Petisi Tolak Tunda Pemilu 2024: Pelanggaran Hukum Tertinggi RI
Berita Baru, Jakarta – Sebanyak delapan LSM menggalang petisi penolakan penundaan Pemilu 2024. Mereka menilai penundaan Pemilu bertentangan dengan konstitusi Indonesia.
Sebagaimana yang tertuang Pasal 7 dan 22 ayat (1) UUD NRI 1945, memastikan presiden dan wakilnya hanya memegang jabatan selama lima tahun. Sesudahnya dapat dipilih kembali dalam jabatan yang sama, hanya untuk satu kali masa jabatan.
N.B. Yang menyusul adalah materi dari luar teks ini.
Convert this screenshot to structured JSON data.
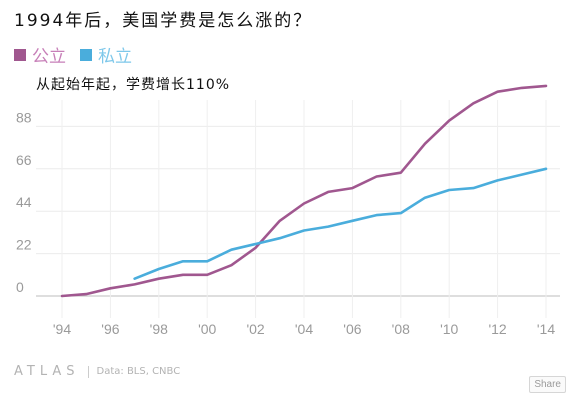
{
  "title": "1994年后，美国学费是怎么涨的？",
  "annotation": "从起始年起，学费增长110%",
  "legend": [
    {
      "label": "公立",
      "color": "#a0578f"
    },
    {
      "label": "私立",
      "color": "#4aaddc"
    }
  ],
  "footer": {
    "brand": "ATLAS",
    "source": "Data: BLS, CNBC",
    "share_label": "Share"
  },
  "chart_data": {
    "type": "line",
    "xlabel": "",
    "ylabel": "",
    "title": "",
    "xlim": [
      1994,
      2014
    ],
    "ylim": [
      0,
      110
    ],
    "yticks": [
      0,
      22,
      44,
      66,
      88
    ],
    "ytick_labels": [
      "0",
      "22",
      "44",
      "66",
      "88"
    ],
    "xticks": [
      1994,
      1996,
      1998,
      2000,
      2002,
      2004,
      2006,
      2008,
      2010,
      2012,
      2014
    ],
    "xtick_labels": [
      "'94",
      "'96",
      "'98",
      "'00",
      "'02",
      "'04",
      "'06",
      "'08",
      "'10",
      "'12",
      "'14"
    ],
    "grid": true,
    "legend_position": "top-left",
    "series": [
      {
        "name": "公立",
        "color": "#a0578f",
        "x": [
          1994,
          1995,
          1996,
          1997,
          1998,
          1999,
          2000,
          2001,
          2002,
          2003,
          2004,
          2005,
          2006,
          2007,
          2008,
          2009,
          2010,
          2011,
          2012,
          2013,
          2014
        ],
        "y": [
          0,
          1,
          4,
          6,
          9,
          11,
          11,
          16,
          25,
          39,
          48,
          54,
          56,
          62,
          64,
          79,
          91,
          100,
          106,
          108,
          109
        ]
      },
      {
        "name": "私立",
        "color": "#4aaddc",
        "x": [
          1997,
          1998,
          1999,
          2000,
          2001,
          2002,
          2003,
          2004,
          2005,
          2006,
          2007,
          2008,
          2009,
          2010,
          2011,
          2012,
          2013,
          2014
        ],
        "y": [
          9,
          14,
          18,
          18,
          24,
          27,
          30,
          34,
          36,
          39,
          42,
          43,
          51,
          55,
          56,
          60,
          63,
          66
        ]
      }
    ]
  }
}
“Kesimpulannya, menunda Pemilu 2024 berarti melanggar hukum tertinggi Negara Republik Indonesia,” tulis petisi itu, dikutip Kamis (3/3).
Dalam petisi juga ditegaskan penundaan Pemilu dan memperpanjang masa jabatan melanggar prinsip universal demokrasi dan prinsip pemerintahan presidensial.
Menunda Pemilu dengan alasan ekonomi terdampak pandemi COVID-19 juga bertolak belakang dengan kebijakan pemerintah sebelumnya, yakni Pilkada 2020 yang digelar saat kasus COVID-19 sedang tinggi.
“Semua itu menjelaskan bahwa, penundaan Pemilu 2024 menyerta perpanjangan masa jabatan presiden, melanggar aspek hukum, politik, dan ekonomi,” katanya.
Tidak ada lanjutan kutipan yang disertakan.